2026-05-22

Avanza el debate para limitar el uso de celulares en escuelas municipales de Mar del Plata

El secretario de Educación de General Pueyrredon, Fernando Rizzi, sostuvo que los teléfonos celulares pueden ser una herramienta útil para el aprendizaje, pero advirtió sobre su impacto como elemento de distracción.
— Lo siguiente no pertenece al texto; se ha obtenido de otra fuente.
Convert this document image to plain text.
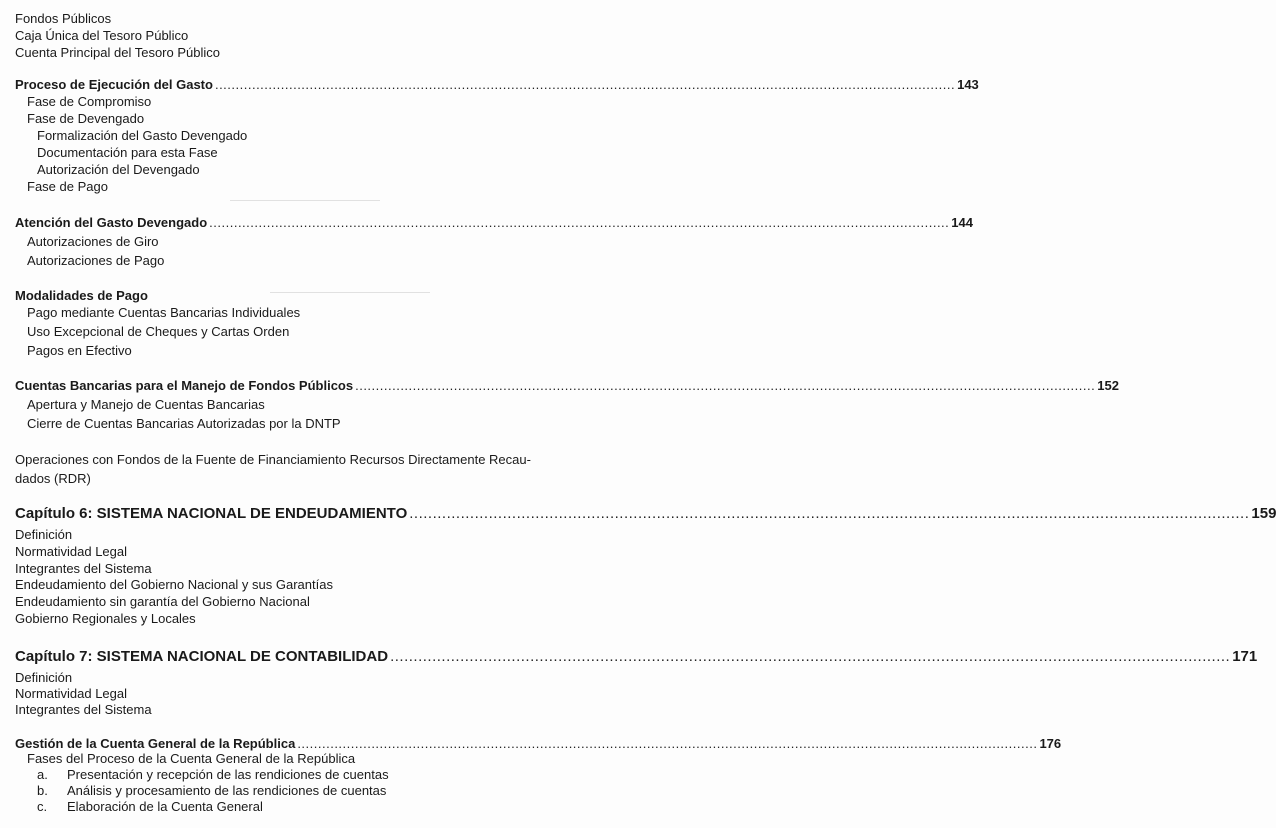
Fondos Públicos
Caja Única del Tesoro Público
Cuenta Principal del Tesoro Público
Proceso de Ejecución del Gasto .................................................................................................................................................................................... 143
Fase de Compromiso
Fase de Devengado
Formalización del Gasto Devengado
Documentación para esta Fase
Autorización del Devengado
Fase de Pago
Atención del Gasto Devengado .................................................................................................................................................................................... 144
Autorizaciones de Giro
Autorizaciones de Pago
Modalidades de Pago
Pago mediante Cuentas Bancarias Individuales
Uso Excepcional de Cheques y Cartas Orden
Pagos en Efectivo
Cuentas Bancarias para el Manejo de Fondos Públicos .................................................................................................................................................................................... 152
Apertura y Manejo de Cuentas Bancarias
Cierre de Cuentas Bancarias Autorizadas por la DNTP
Operaciones con Fondos de la Fuente de Financiamiento Recursos Directamente Recau-
dados (RDR)
Capítulo 6: SISTEMA NACIONAL DE ENDEUDAMIENTO .................................................................................................................................................................................... 159
Definición
Normatividad Legal
Integrantes del Sistema
Endeudamiento del Gobierno Nacional y sus Garantías
Endeudamiento sin garantía del Gobierno Nacional
Gobierno Regionales y Locales
Capítulo 7: SISTEMA NACIONAL DE CONTABILIDAD .................................................................................................................................................................................... 171
Definición
Normatividad Legal
Integrantes del Sistema
Gestión de la Cuenta General de la República .................................................................................................................................................................................... 176
Fases del Proceso de la Cuenta General de la República
a.	Presentación y recepción de las rendiciones de cuentas
b.	Análisis y procesamiento de las rendiciones de cuentas
c.	Elaboración de la Cuenta General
La Municipalidad de General Pueyrredon avanza en el debate sobre la regulación del uso de teléfonos celulares en las escuelas secundarias municipales. El secretario de Educación, Fernando Rizzi, explicó en diálogo con Radio Brisas, que la experiencia implementada en las escuelas primarias del distrito sirvió como punto de partida para analizar nuevas medidas orientadas a ordenar la utilización de dispositivos electrónicos dentro de las aulas.

El funcionario remarcó que el contexto internacional también impulsa la discusión. “En muchos países, ciudades y jurisdicciones se están tomando medidas respecto del uso de celulares en las escuelas”, señaló.

Rizzi consideró que los dispositivos no son positivos ni negativos por sí mismos, sino que su impacto depende del uso que se haga de ellos.

“El teléfono celular es un distractor dentro del aula, pero también es una puerta de acceso a la tecnología, a los datos y a la información que en muchos casos resulta imprescindible”, afirmó.

En ese sentido, sostuvo que el desafío consiste en encontrar un equilibrio entre las posibilidades educativas que ofrecen las nuevas tecnologías y la necesidad de preservar la concentración durante las clases. “Ese mismo artefacto tiene una faz positiva y una faz negativa. Es una herramienta que puede vincular al estudiante con el conocimiento, pero también requiere regulación”, explicó.

Acuerdos de convivencia como eje de la propuesta

Según detalló el secretario, la intención no es imponer una prohibición generalizada, sino fortalecer los acuerdos de convivencia que cada establecimiento educativo ya desarrolla con estudiantes, docentes y familias.

“Los acuerdos de convivencia son una práctica de larga data en las escuelas. Implican ponernos de acuerdo sobre las normas, el respeto mutuo, las pautas de conducta y disciplina necesarias para convivir mejor”, indicó.

Para Rizzi, este mecanismo contribuye a fortalecer la participación democrática dentro de las instituciones educativas. “Le quita verticalismo a la escuela y le da mayor horizontalidad, porque las reglas son consensuadas y asumidas por toda la comunidad educativa”, destacó.

En ese marco, una de las alternativas analizadas es que los celulares permanezcan guardados durante las clases y sean utilizados únicamente cuando formen parte de una actividad pedagógica previamente acordada.

Una discusión atravesada por los cambios tecnológicos

El funcionario también reconoció que cualquier regulación deberá adaptarse a la rápida evolución tecnológica. “La tecnología seguirá avanzando y seguramente aparecerán dispositivos más modernos. El celular dejó de ser solamente un teléfono: hoy funciona como reloj, computadora, herramienta de consulta y para múltiples actividades”, señaló.

Por ese motivo, consideró que las normas deberán actualizarse periódicamente para responder a los nuevos desafíos que plantean las herramientas digitales dentro del ámbito educativo.

Finalmente, Rizzi destacó la trayectoria del sistema educativo municipal, que cuenta con más de seis décadas de funcionamiento. “Es una organización educativa propia que tiene más de 60 años y constituye un orgullo para la ciudad”, concluyó.